From Russia with Love


This means “good luck”in Russian….I need it!


I have been rehearsing with the Bach Choir since January.  We meet every Monday night at the Westminster Choir Rooms behind Westminster Cathedral (not to be confused with the famous Abbey). This beautiful setting was marred a bit by the lack of heat during January and February as the antiquated heating system underwent a complete overhaul during the coldest months of the year.  I felt as if I was singing outdoors, watching my breath suspend in the frigid air at each rehearsal.  I suppose it made the setting feel more authentic, as the old building would have been without heat in the late 1800s when the Benedictine monks ruled the roost.

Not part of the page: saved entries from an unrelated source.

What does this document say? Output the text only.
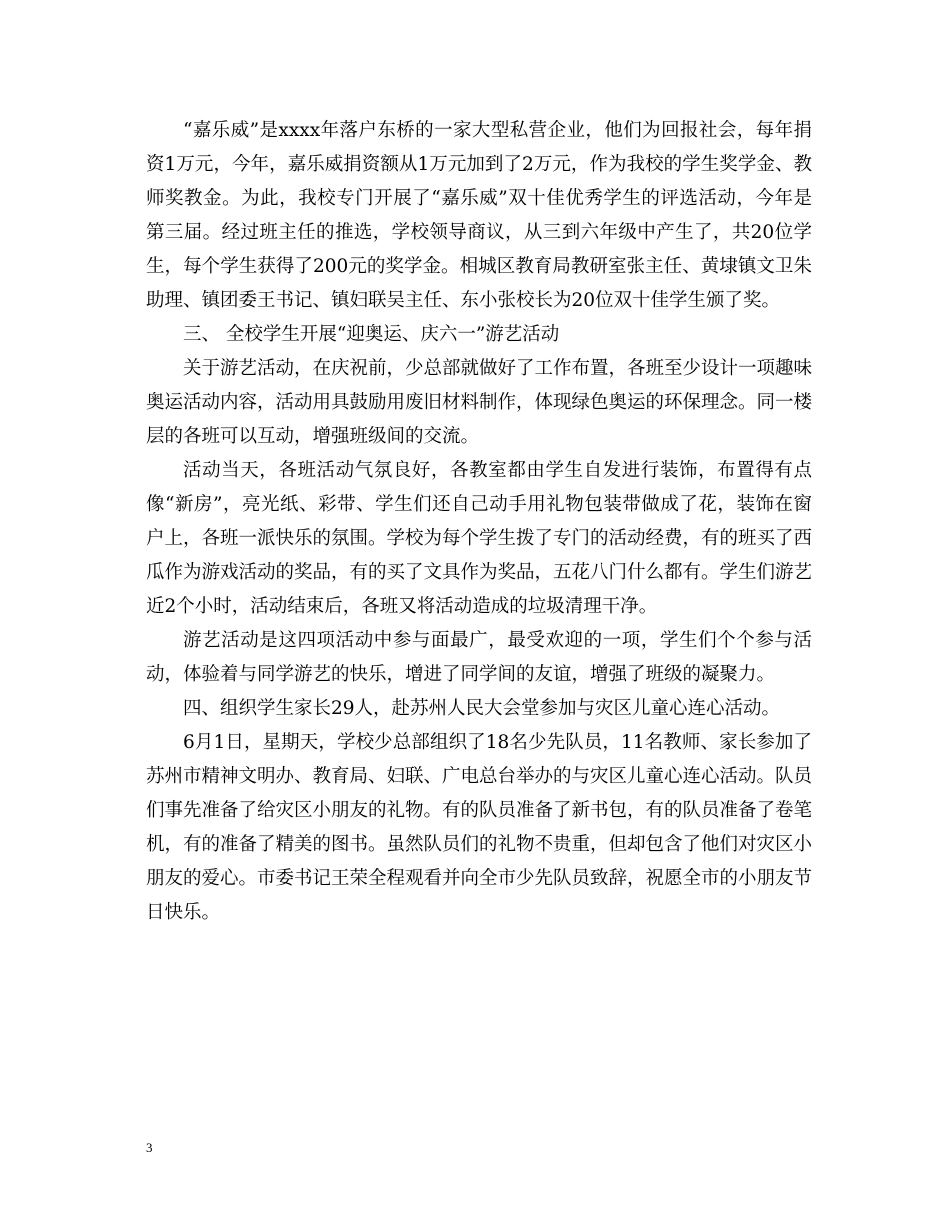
“嘉乐威”是xxxx年落户东桥的一家大型私营企业，他们为回报社会，每年捐资1万元，今年，嘉乐威捐资额从1万元加到了2万元，作为我校的学生奖学金、教师奖教金。为此，我校专门开展了“嘉乐威”双十佳优秀学生的评选活动，今年是第三届。经过班主任的推选，学校领导商议，从三到六年级中产生了，共20位学生，每个学生获得了200元的奖学金。相城区教育局教研室张主任、黄埭镇文卫朱助理、镇团委王书记、镇妇联吴主任、东小张校长为20位双十佳学生颁了奖。

三、 全校学生开展“迎奥运、庆六一”游艺活动

关于游艺活动，在庆祝前，少总部就做好了工作布置，各班至少设计一项趣味奥运活动内容，活动用具鼓励用废旧材料制作，体现绿色奥运的环保理念。同一楼层的各班可以互动，增强班级间的交流。

活动当天，各班活动气氛良好，各教室都由学生自发进行装饰，布置得有点像“新房”，亮光纸、彩带、学生们还自己动手用礼物包装带做成了花，装饰在窗户上，各班一派快乐的氛围。学校为每个学生拨了专门的活动经费，有的班买了西瓜作为游戏活动的奖品，有的买了文具作为奖品，五花八门什么都有。学生们游艺近2个小时，活动结束后，各班又将活动造成的垃圾清理干净。

游艺活动是这四项活动中参与面最广，最受欢迎的一项，学生们个个参与活动，体验着与同学游艺的快乐，增进了同学间的友谊，增强了班级的凝聚力。

四、组织学生家长29人，赴苏州人民大会堂参加与灾区儿童心连心活动。

6月1日，星期天，学校少总部组织了18名少先队员，11名教师、家长参加了苏州市精神文明办、教育局、妇联、广电总台举办的与灾区儿童心连心活动。队员们事先准备了给灾区小朋友的礼物。有的队员准备了新书包，有的队员准备了卷笔机，有的准备了精美的图书。虽然队员们的礼物不贵重，但却包含了他们对灾区小朋友的爱心。市委书记王荣全程观看并向全市少先队员致辞，祝愿全市的小朋友节日快乐。

3
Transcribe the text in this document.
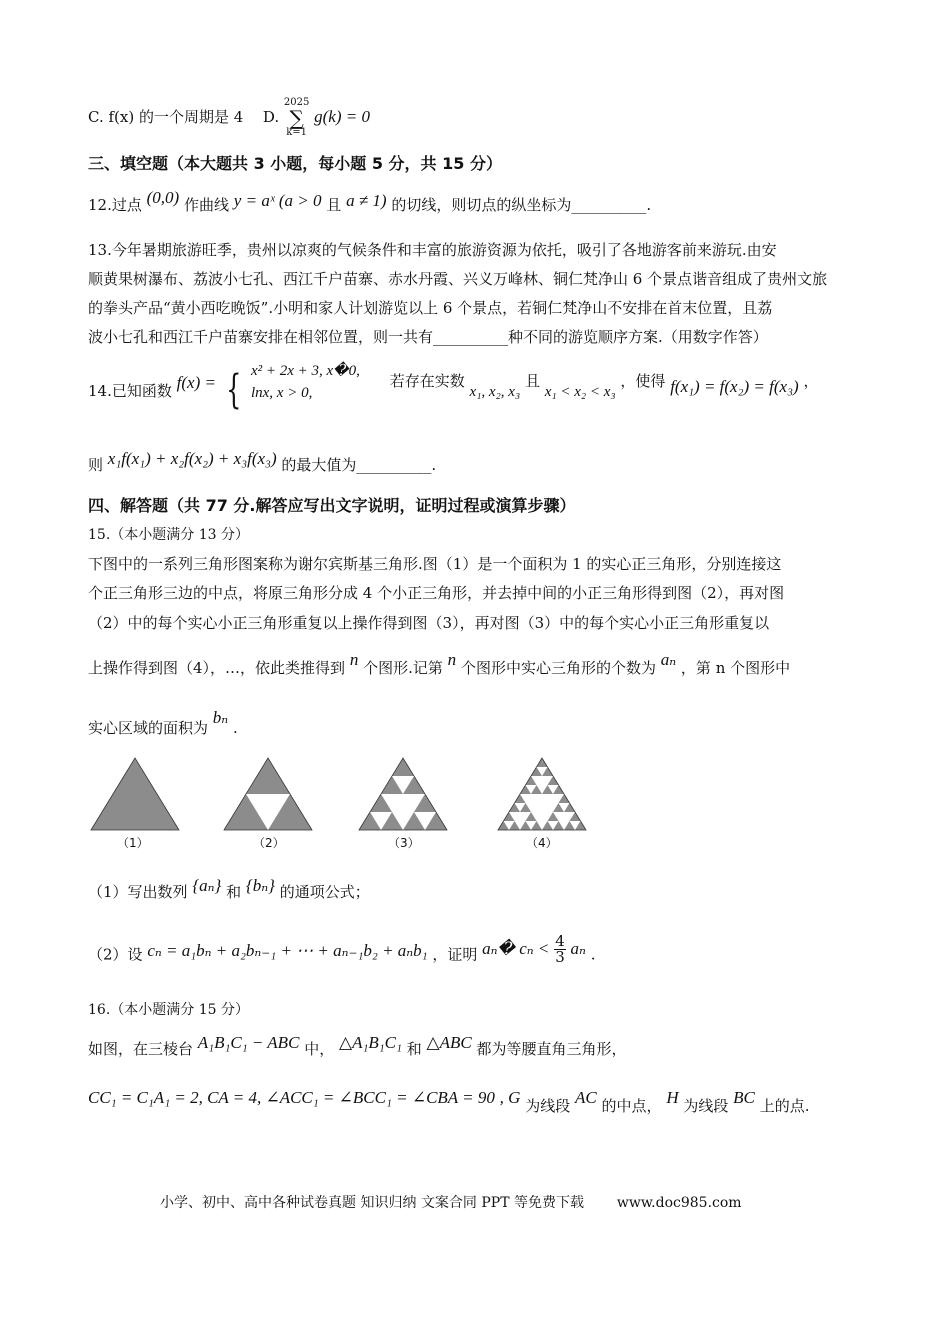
C. f(x) 的一个周期是 4 D.
2025
∑
k=1
g(k) = 0
三、填空题（本大题共 3 小题，每小题 5 分，共 15 分）
12.过点 (0,0) 作曲线 y = aˣ (a > 0 且 a ≠ 1) 的切线，则切点的纵坐标为__________.
13.今年暑期旅游旺季，贵州以凉爽的气候条件和丰富的旅游资源为依托，吸引了各地游客前来游玩.由安
顺黄果树瀑布、荔波小七孔、西江千户苗寨、赤水丹霞、兴义万峰林、铜仁梵净山 6 个景点谐音组成了贵州文旅
的拳头产品“黄小西吃晚饭”.小明和家人计划游览以上 6 个景点，若铜仁梵净山不安排在首末位置，且荔
波小七孔和西江千户苗寨安排在相邻位置，则一共有__________种不同的游览顺序方案.（用数字作答）
14.已知函数 f(x) = { x² + 2x + 3, x�0,
lnx, x > 0,
若存在实数 x₁, x₂, x₃ 且 x₁ < x₂ < x₃ ，使得 f(x₁) = f(x₂) = f(x₃) ，
则 x₁f(x₁) + x₂f(x₂) + x₃f(x₃) 的最大值为__________.
四、解答题（共 77 分.解答应写出文字说明，证明过程或演算步骤）
15.（本小题满分 13 分）
下图中的一系列三角形图案称为谢尔宾斯基三角形.图（1）是一个面积为 1 的实心正三角形，分别连接这
个正三角形三边的中点，将原三角形分成 4 个小正三角形，并去掉中间的小正三角形得到图（2），再对图
（2）中的每个实心小正三角形重复以上操作得到图（3），再对图（3）中的每个实心小正三角形重复以
上操作得到图（4），…，依此类推得到 n 个图形.记第 n 个图形中实心三角形的个数为 aₙ ，第 n 个图形中
实心区域的面积为 bₙ .
（1）	（2）	（3）	（4）
（1）写出数列 {aₙ} 和 {bₙ} 的通项公式；
（2）设 cₙ = a₁bₙ + a₂bₙ₋₁ + ⋯ + aₙ₋₁b₂ + aₙb₁ ，证明 aₙ� $c_n < \frac{4}{3}$ aₙ .
16.（本小题满分 15 分）
如图，在三棱台 A₁B₁C₁ − ABC 中， △A₁B₁C₁ 和 △ABC 都为等腰直角三角形，
CC₁ = C₁A₁ = 2, CA = 4, ∠ACC₁ = ∠BCC₁ = ∠CBA = 90 , G 为线段 AC 的中点， H 为线段 BC 上的点.
小学、初中、高中各种试卷真题 知识归纳 文案合同 PPT 等免费下载 www.doc985.com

The Choir can be a bit intimidating.  Seasoned members sight-read effortlessly, and very little time is spend actually “learning” the music.  I am getting better at reading music, but I find it is a steep learning curve.

I am not getting better at singing in Russian.  Apparently, I am not much of a linguist.  We’ve been rehearsing Rachmaninoff’s  Spring Cantata, Op. 20 and The Bells, both ambitious, arduous compositions. We have had a Russian woman tutor us at the last several rehearsals.  She is right out of central casting: she is as wide as she is tall, has a stern disposition, and speaks in a very deep, guttural voice.  She bellows at us to sing with passion:

Slui shish! Sa ni mcha tsa fryat! Ku la kol chi ki zve nygt!

This phrase, denoted in phonetic sounds, is straight out of my music.  I am tongue-tied most of the time.  It would be one thing if the tempo were slow, as I might be able to slog through it.  But, the Rachmaninoff pieces are very fast-paced, and I often feel hopeless.

As I stepped out of my house this afternoon, en route to the concert in my long black skirt and black blouse, my girls gave me a disapproving once-over.  “What are you wearing?“, Jackie asked, punctuating her query with a very expressive eye-roll.  “Are you going to a funeral?“, Katie piped in.  I explained these were my performance clothes.  Together the girls asked, “Why do you have to look so weird?” It is always good to receive loving support from the home front.

Royal Festival Hall

It was so much fun to arrive as an “Artist” to the Royal Festival Hall and be given a special pass and codes to enter the backstage areas.  Sitting on the stage rather than in the audience provided a new exciting perspective.  We practiced our choral music with the accompanying orchestra and soloists for the very first time at 4:00 pm today — by 7:30 we were performing!  I was in a state of nervous anticipation and exhilarating excitement.

We performed with the Chetham Symphony Orchestra, a remarkable group of gifted teenage musicians.  Most of the children were in 5-6th Form (roughly 15-17 years old) and attend the elite Chetham School which is like the Julliard of England.  I was blown away by their prodigious talent and professionalism that belied their youthful age.  I got a kick out of watching them all act like typical teenagers back stage: texting, flirting, giggling, and gawking.  On stage, they were transformed into musical prodigies.  I was told they are the next generation of soloists on the world stage — amazing!

Though I was a performer tonight, I also felt like an observer.  I was the “new kid” so excited to be a part of it all.  And yet, at the end of the concert when we all returned our rented music filled with tongue-twisting Russian phrases, I thought to myself:

Скатертью дорога!

(Good riddance!) …I hope the next concert is in English!!